Vídeo (de IA) com Trump a pedir ajuda a aliados torna-se viral nas redes

 

O vídeo, criado através de inteligência artificial, mostra Donald Trump a pedir aos líderes mundiais que o ajudam a reabrir o Estreito de Ormuz. No entanto, os aliados acabam por fazer troça do norte-americano, deixando-o sozinho

Desde o início do conflito no Médio Oriente, há cerca de três semanas, o presidente dos Estados Unidos, Donald Trump, tem vindo a instar uma coligação naval para enviar navios de guerra com o objetivo de garantir e reabrir o Estreito de Ormuz, ligação principal por onde passam cargueiros que transportam petróleo.

No entanto, a proposta tem vindo a ser rejeitada por vários líderes mundiais, que não são a favor da guerra espoletada em 28 de fevereiro.

Tendo como tópico estas recusas, um vídeo criado por inteligência artificial (IA) tornou-se viral nas redes sociais, mostrando a 'solidão' de Donald Trump.

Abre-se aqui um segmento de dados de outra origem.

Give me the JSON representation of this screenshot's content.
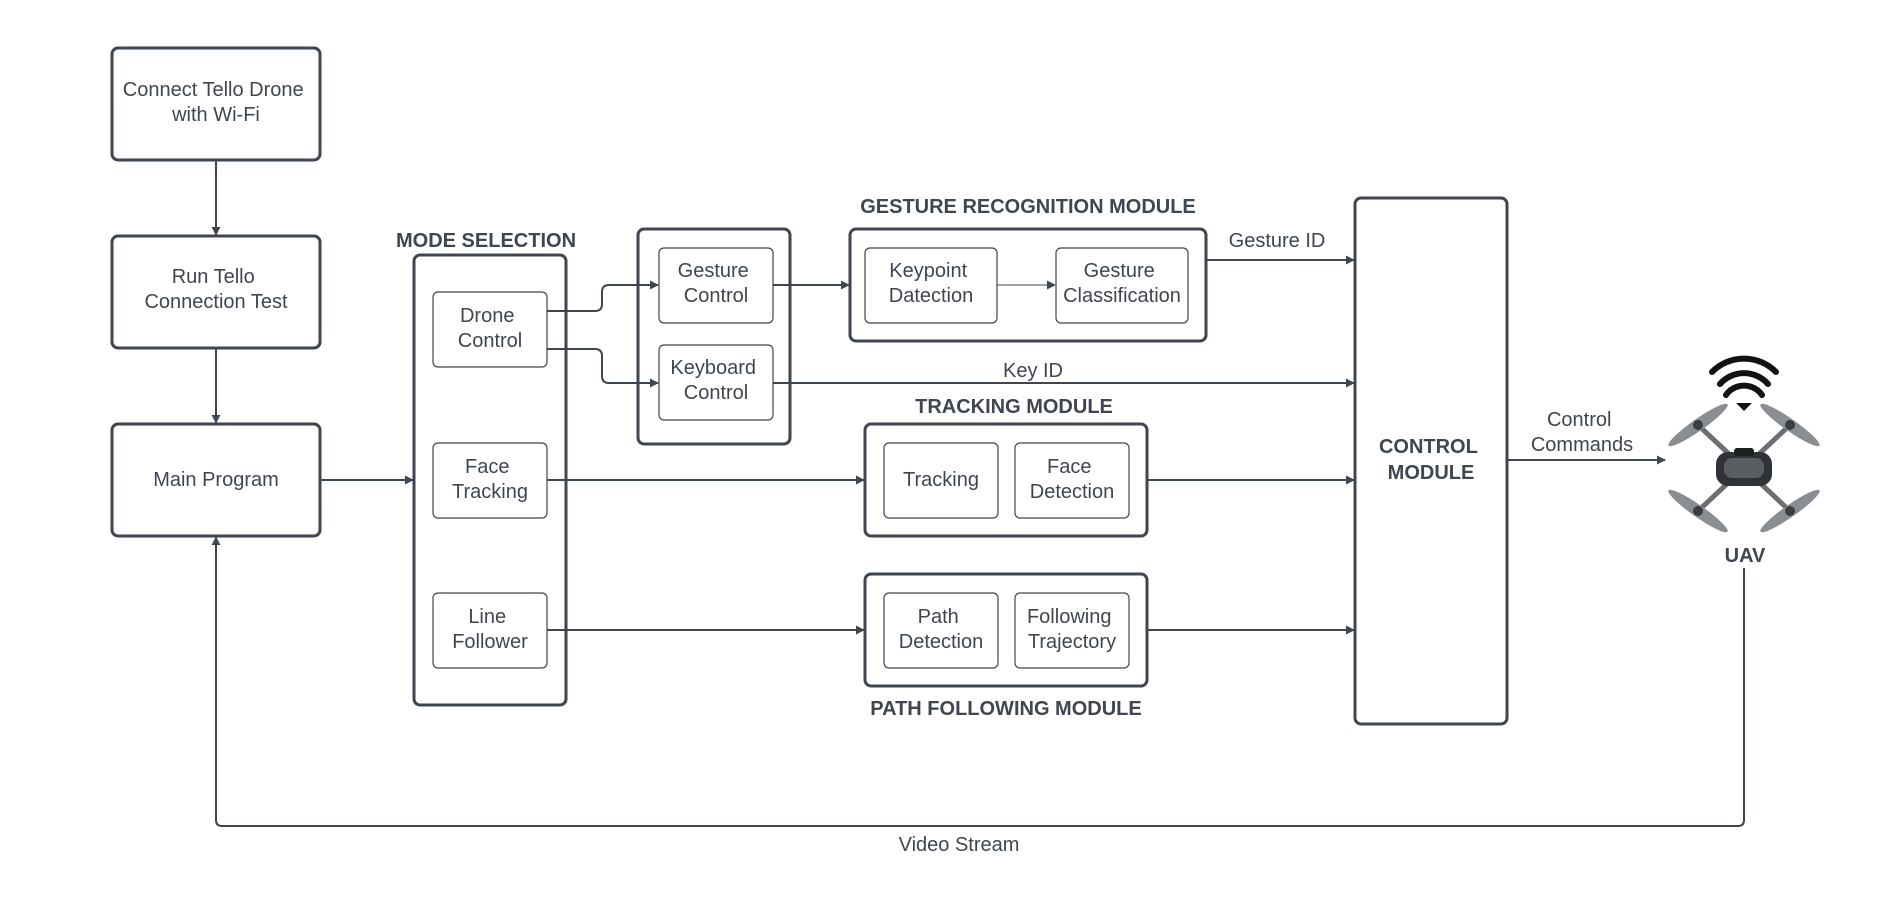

Nas imagens, aparece o norte-americano a segurar uma placa de cartão que diz: "Ajudem-me! Vamos abrir o Estreito de Ormuz".

Surge depois um carro onde estão o presidente francês, Emmanuel Macron, e o primeiro-ministro britânico, Keir Starmer. O carro finge que vai parar, acabando por seguir em frente com os dois líderes a fazerem troça de Trump.

Segundos depois, aparecem o presidente da Coreia do Sul, Lee Jae-myung, e a primeira-ministra japonesa, Sanae Takaichi... que também não param o veículo. Os dois surgem a cantar uma música infantil: "Remando o barco, suavemente rio abaixo, alegremente, alegremente".

E, por fim, um último carro. Desta vez, os passageiros são o presidente russo, Vladimir Putin, e o líder da Coreia do Norte, Kim Jong-un, que vão a ouvir uma música de rap. O carro onde seguem passa por cima de uma poça de água que acaba por respingar em Donald Trump.

"Porque é que ninguém me ajuda a abrir o Estreito de Ormuz?", questiona o norte-americano no final do vídeo, aparecendo, de novo, Putin e Kim Jong-un a rir.

De salientar que o Estreito de Ormuz, situado entre o Golfo Pérsico e o Golfo de Omã, é uma das principais rotas energéticas mundiais, por onde transita cerca de um quinto da produção global de petróleo e do gás natural liquefeito.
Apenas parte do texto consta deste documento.